22 Haziran 2017 Perşembe

Resim Defteri / Kayıp Şeyler Divanı


         Bu ay kitap grubum Simurg'la Pelin Batu'yu ağırladık. Konumuz ise şiirdi. İlk kez şiir toplantısı yaptık ve çok güzel geçti.


          Pelin Batu'nun iki kitabını seçtik: Biri Resim Defteri diğeri ise Kayıp Şeyler Divanı. Pelin Batu, Resim Defteri'nin girişinde           " Kendime her yeni şehirde üç renk hakkı veririm. Tebeşir, lastik, kömür gibi karşıma çıkan şeyleri de toplayıp kullanırım. O yüzden resimler, o anın bir aynası, okuduklarımın, yaşadıklarımın bir yansıması olarak bir günlük niteliğindedir. Resimler günlerimin renkleri, ruhumun hareketlerinin şekilleridir." diye yazmış. Kitaptaki resimler ve şiirler ise son iki yılının defterlerinden derlenmiş. Bu kitabı annesine ve babasına ithaf etmiş.



          Kayıp Şeyler Divanı kitabındaki şiirlerini İngilizce yazmış ve sonrasında da Türkçeye çevirmiş. Kitapta şiirlerin hem İngilizcesi hem de Türkçesi bulunuyor.



          Her yönüyle dolu dolu bir insan ama kendisini şair olarak ifade ediyor. Yani ne tarihçi ne oyuncu olarak değil şair olarak anılmak istiyor. Şiire eski değerin verilmemesini ise çok üzücü buluyor. Karşısında şiir okuyan ve edebiyat seven insanlar görünce de çok mutlu oluyor.



        İnanılmaz mütevazi bir insan hatta öyle ki hepimizin gönlünü fethetti. Eylülde kadınlarla ilgili bir kitabı çıkacakmış. Çok sevindik ve ikinci toplantı sözünü de aldık. Yine görüşeceğiz. Ne mutlu bize. Bir sürpriz daha bir de romanı çıkacak.



          Saat ikide başlayan toplantımız altı buçuğa kadar sürdü. Yani tam dört buçuk saat doldu dolu edebiyat ve sanat konuştuk. O kadar coşkuyla ayrıldım ki toplantıdan eve gelip deliler gibi saatlerce kitap okudum ( her toplantı sonrası bu duyguyu mutlaka yaşıyorum).

            Hem güzel, hem samimi, hem kültürlü hem de bilgili bir insanla tanışmanın mutluluğunu yaşıyorum.
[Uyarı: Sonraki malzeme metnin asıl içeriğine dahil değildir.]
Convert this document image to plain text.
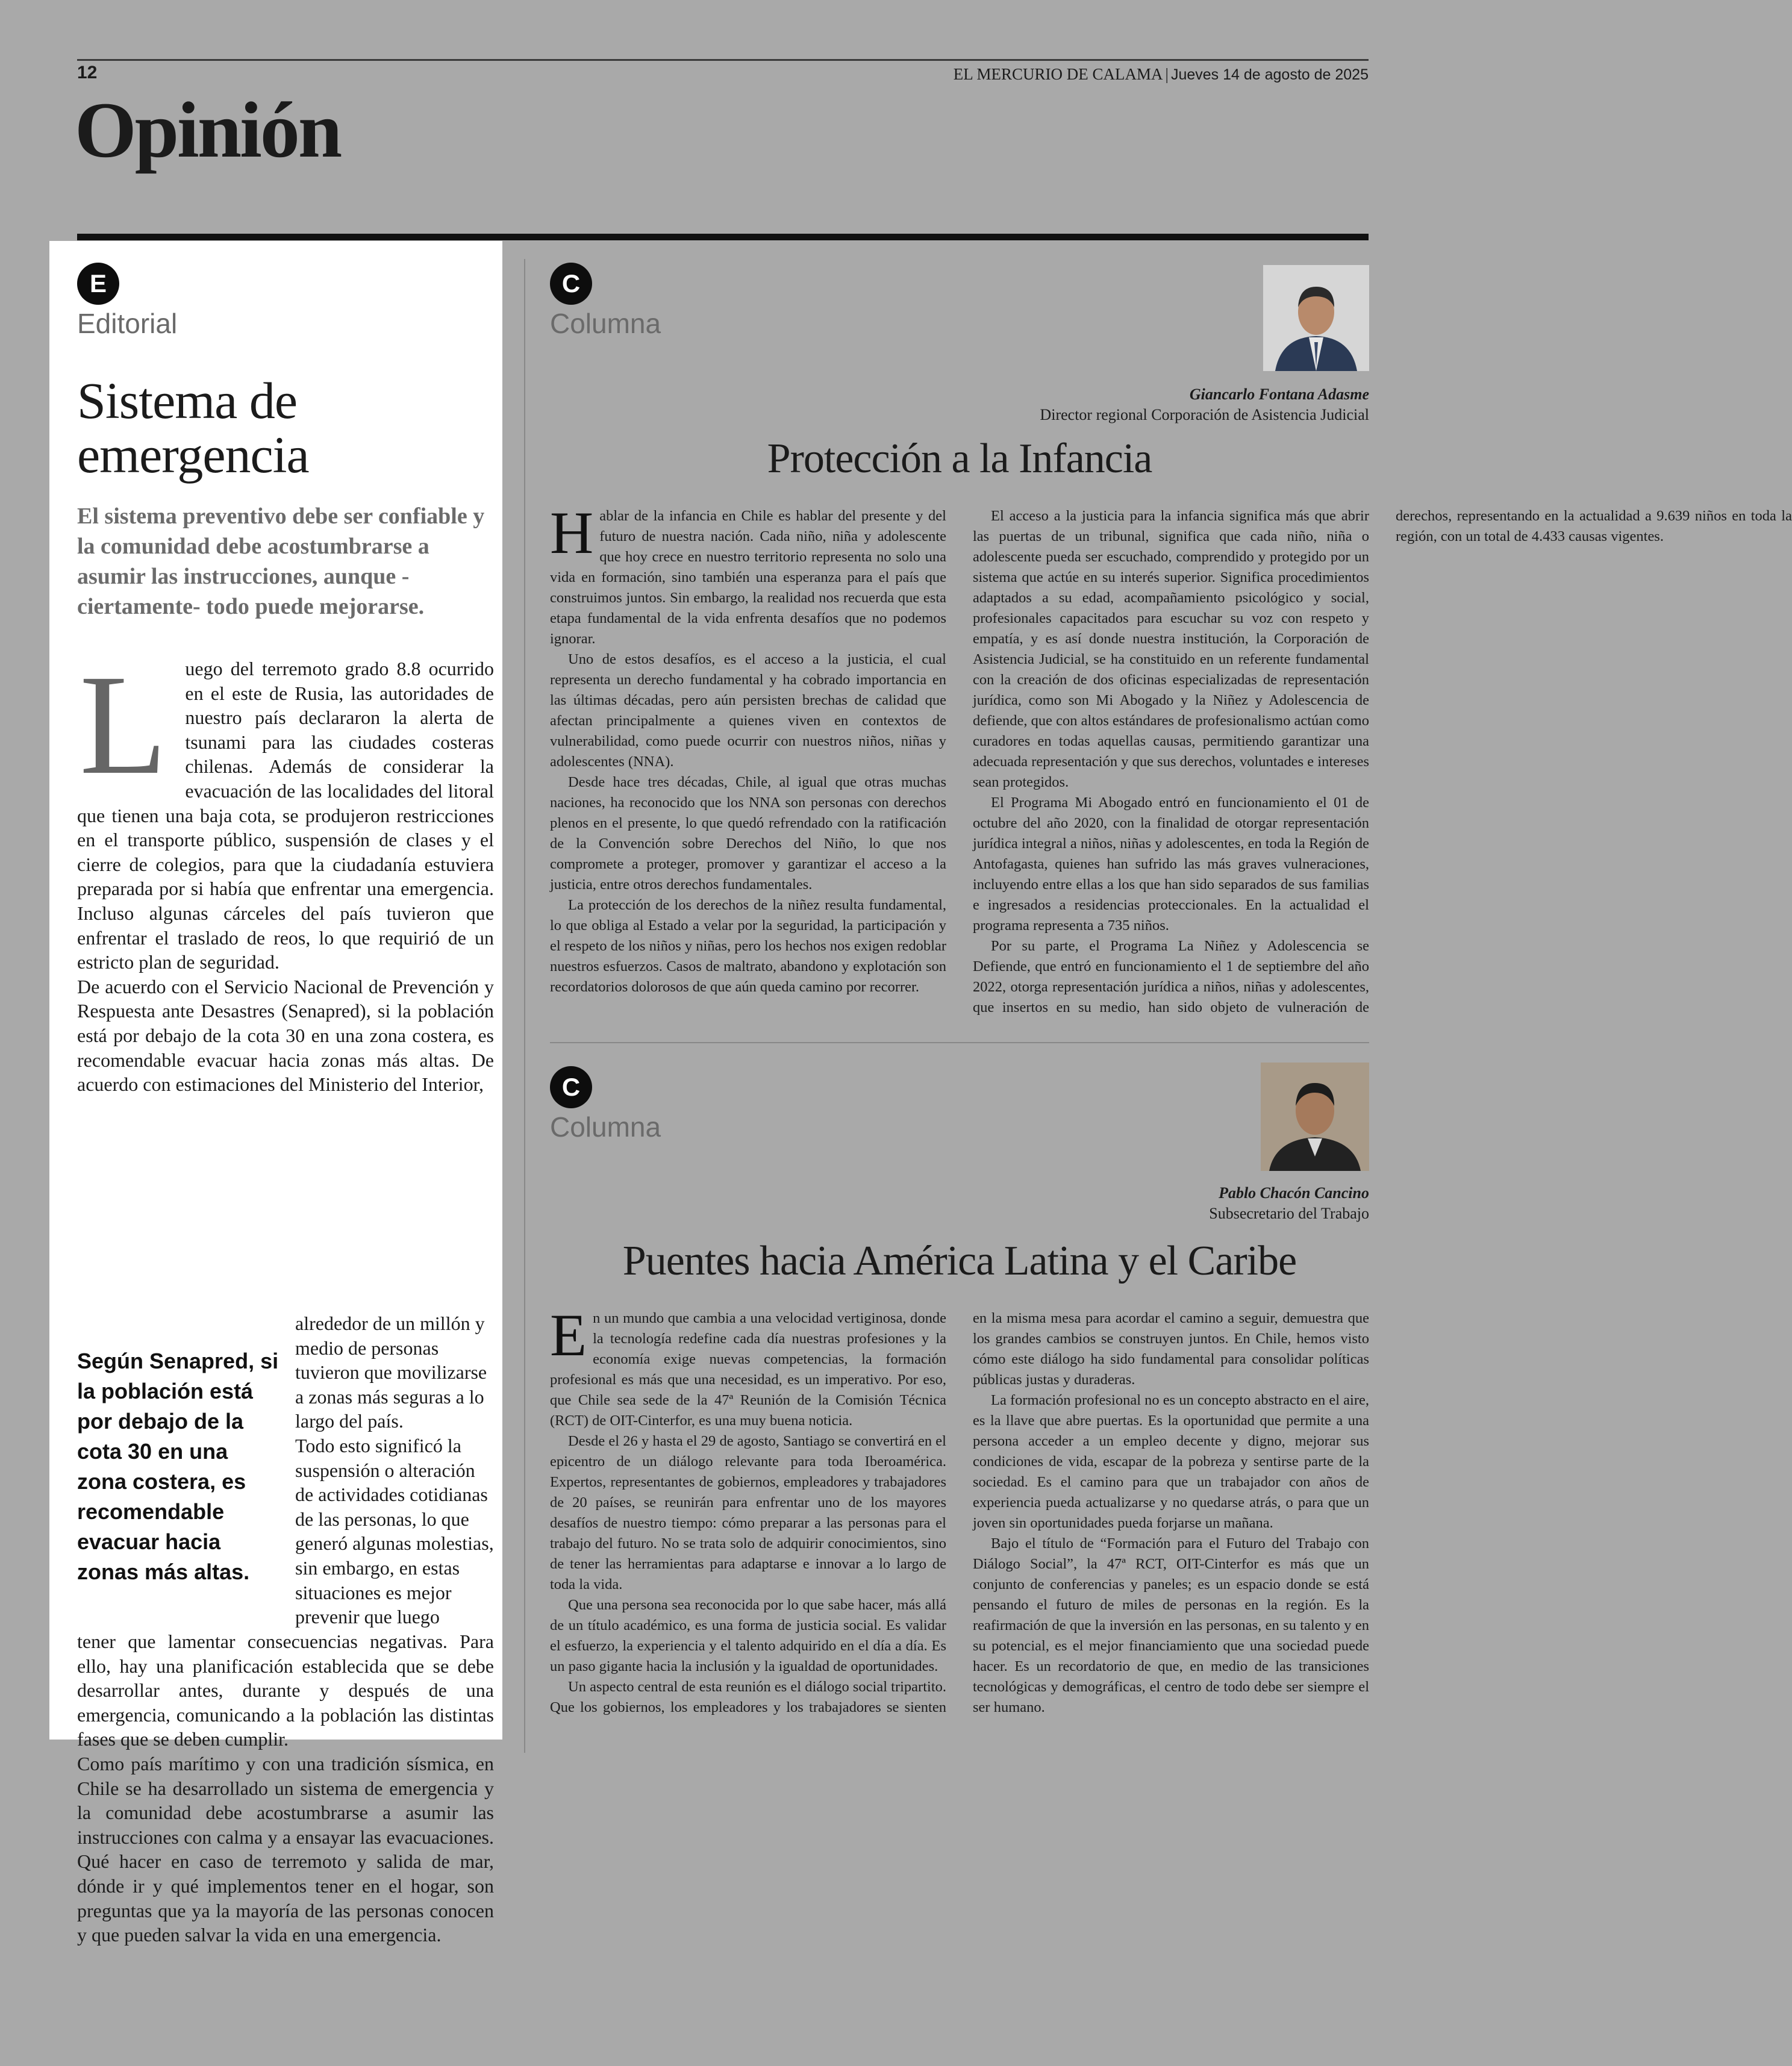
12	EL MERCURIO DE CALAMA | Jueves 14 de agosto de 2025
Opinión
E
Editorial
Sistema de emergencia

El sistema preventivo debe ser confiable y la comunidad debe acostumbrarse a asumir las instrucciones, aunque - ciertamente- todo puede mejorarse.

L uego del terremoto grado 8.8 ocurrido en el este de Rusia, las autoridades de nuestro país declararon la alerta de tsunami para las ciudades costeras chilenas. Además de considerar la evacuación de las localidades del litoral que tienen una baja cota, se produjeron restricciones en el transporte público, suspensión de clases y el cierre de colegios, para que la ciudadanía estuviera preparada por si había que enfrentar una emergencia. Incluso algunas cárceles del país tuvieron que enfrentar el traslado de reos, lo que requirió de un estricto plan de seguridad.

De acuerdo con el Servicio Nacional de Prevención y Respuesta ante Desastres (Senapred), si la población está por debajo de la cota 30 en una zona costera, es recomendable evacuar hacia zonas más altas. De acuerdo con estimaciones del Ministerio del Interior,

Según Senapred, si la población está por debajo de la cota 30 en una zona costera, es recomendable evacuar hacia zonas más altas.

alrededor de un millón y medio de personas tuvieron que movilizarse a zonas más seguras a lo largo del país.

Todo esto significó la suspensión o alteración de actividades cotidianas de las personas, lo que generó algunas molestias, sin embargo, en estas situaciones es mejor prevenir que luego

tener que lamentar consecuencias negativas. Para ello, hay una planificación establecida que se debe desarrollar antes, durante y después de una emergencia, comunicando a la población las distintas fases que se deben cumplir.

Como país marítimo y con una tradición sísmica, en Chile se ha desarrollado un sistema de emergencia y la comunidad debe acostumbrarse a asumir las instrucciones con calma y a ensayar las evacuaciones. Qué hacer en caso de terremoto y salida de mar, dónde ir y qué implementos tener en el hogar, son preguntas que ya la mayoría de las personas conocen y que pueden salvar la vida en una emergencia.

C
Columna
Giancarlo Fontana Adasme
Director regional Corporación de Asistencia Judicial
Protección a la Infancia
H ablar de la infancia en Chile es hablar del presente y del futuro de nuestra nación. Cada niño, niña y adolescente que hoy crece en nuestro territorio representa no solo una vida en formación, sino también una esperanza para el país que construimos juntos. Sin embargo, la realidad nos recuerda que esta etapa fundamental de la vida enfrenta desafíos que no podemos ignorar.

Uno de estos desafíos, es el acceso a la justicia, el cual representa un derecho fundamental y ha cobrado importancia en las últimas décadas, pero aún persisten brechas de calidad que afectan principalmente a quienes viven en contextos de vulnerabilidad, como puede ocurrir con nuestros niños, niñas y adolescentes (NNA).

Desde hace tres décadas, Chile, al igual que otras muchas naciones, ha reconocido que los NNA son personas con derechos plenos en el presente, lo que quedó refrendado con la ratificación de la Convención sobre Derechos del Niño, lo que nos compromete a proteger, promover y garantizar el acceso a la justicia, entre otros derechos fundamentales.

La protección de los derechos de la niñez resulta fundamental, lo que obliga al Estado a velar por la seguridad, la participación y el respeto de los niños y niñas, pero los hechos nos exigen redoblar nuestros esfuerzos. Casos de maltrato, abandono y explotación son recordatorios dolorosos de que aún queda camino por recorrer.

El acceso a la justicia para la infancia significa más que abrir las puertas de un tribunal, significa que cada niño, niña o adolescente pueda ser escuchado, comprendido y protegido por un sistema que actúe en su interés superior. Significa procedimientos adaptados a su edad, acompañamiento psicológico y social, profesionales capacitados para escuchar su voz con respeto y empatía, y es así donde nuestra institución, la Corporación de Asistencia Judicial, se ha constituido en un referente fundamental con la creación de dos oficinas especializadas de representación jurídica, como son Mi Abogado y la Niñez y Adolescencia de defiende, que con altos estándares de profesionalismo actúan como curadores en todas aquellas causas, permitiendo garantizar una adecuada representación y que sus derechos, voluntades e intereses sean protegidos.

El Programa Mi Abogado entró en funcionamiento el 01 de octubre del año 2020, con la finalidad de otorgar representación jurídica integral a niños, niñas y adolescentes, en toda la Región de Antofagasta, quienes han sufrido las más graves vulneraciones, incluyendo entre ellas a los que han sido separados de sus familias e ingresados a residencias proteccionales. En la actualidad el programa representa a 735 niños.

Por su parte, el Programa La Niñez y Adolescencia se Defiende, que entró en funcionamiento el 1 de septiembre del año 2022, otorga representación jurídica a niños, niñas y adolescentes, que insertos en su medio, han sido objeto de vulneración de derechos, representando en la actualidad a 9.639 niños en toda la región, con un total de 4.433 causas vigentes.

C
Columna
Pablo Chacón Cancino
Subsecretario del Trabajo
Puentes hacia América Latina y el Caribe
E n un mundo que cambia a una velocidad vertiginosa, donde la tecnología redefine cada día nuestras profesiones y la economía exige nuevas competencias, la formación profesional es más que una necesidad, es un imperativo. Por eso, que Chile sea sede de la 47ª Reunión de la Comisión Técnica (RCT) de OIT-Cinterfor, es una muy buena noticia.

Desde el 26 y hasta el 29 de agosto, Santiago se convertirá en el epicentro de un diálogo relevante para toda Iberoamérica. Expertos, representantes de gobiernos, empleadores y trabajadores de 20 países, se reunirán para enfrentar uno de los mayores desafíos de nuestro tiempo: cómo preparar a las personas para el trabajo del futuro. No se trata solo de adquirir conocimientos, sino de tener las herramientas para adaptarse e innovar a lo largo de toda la vida.

Que una persona sea reconocida por lo que sabe hacer, más allá de un título académico, es una forma de justicia social. Es validar el esfuerzo, la experiencia y el talento adquirido en el día a día. Es un paso gigante hacia la inclusión y la igualdad de oportunidades.

Un aspecto central de esta reunión es el diálogo social tripartito. Que los gobiernos, los empleadores y los trabajadores se sienten en la misma mesa para acordar el camino a seguir, demuestra que los grandes cambios se construyen juntos. En Chile, hemos visto cómo este diálogo ha sido fundamental para consolidar políticas públicas justas y duraderas.

La formación profesional no es un concepto abstracto en el aire, es la llave que abre puertas. Es la oportunidad que permite a una persona acceder a un empleo decente y digno, mejorar sus condiciones de vida, escapar de la pobreza y sentirse parte de la sociedad. Es el camino para que un trabajador con años de experiencia pueda actualizarse y no quedarse atrás, o para que un joven sin oportunidades pueda forjarse un mañana.

Bajo el título de “Formación para el Futuro del Trabajo con Diálogo Social”, la 47ª RCT, OIT-Cinterfor es más que un conjunto de conferencias y paneles; es un espacio donde se está pensando el futuro de miles de personas en la región. Es la reafirmación de que la inversión en las personas, en su talento y en su potencial, es el mejor financiamiento que una sociedad puede hacer. Es un recordatorio de que, en medio de las transiciones tecnológicas y demográficas, el centro de todo debe ser siempre el ser humano.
Zaten severdim tanıyınca daha çok sevdim.

            Yazımı iki şiiriyle bitirmek istiyorum.

             Resim Defteri Sayfa 22:

                "isim verirsem sana
                 korkarım var olursun
                 seni düşlemelerini isterim ben oysa."

            Kayıp Şeyler Divanı:

             Kesilmiş Bir Kafanın Özgürlüğü

            Geleneğimiz hiçlik sualiyle başlamıştır ne de olsa.
            Olumsuzluğu bir çiçeğe dönüştürme ihtiyacı: çözülmedi
            Heidegger'in Yok'u: çözülmedi
            Feylesoflar konuştukça, giydi kadın
            Sarı bir bahçede sarı bir entari
            ve düşündü
            iyi mimariden başka
            hiçbir şeyden hazzetmediğini.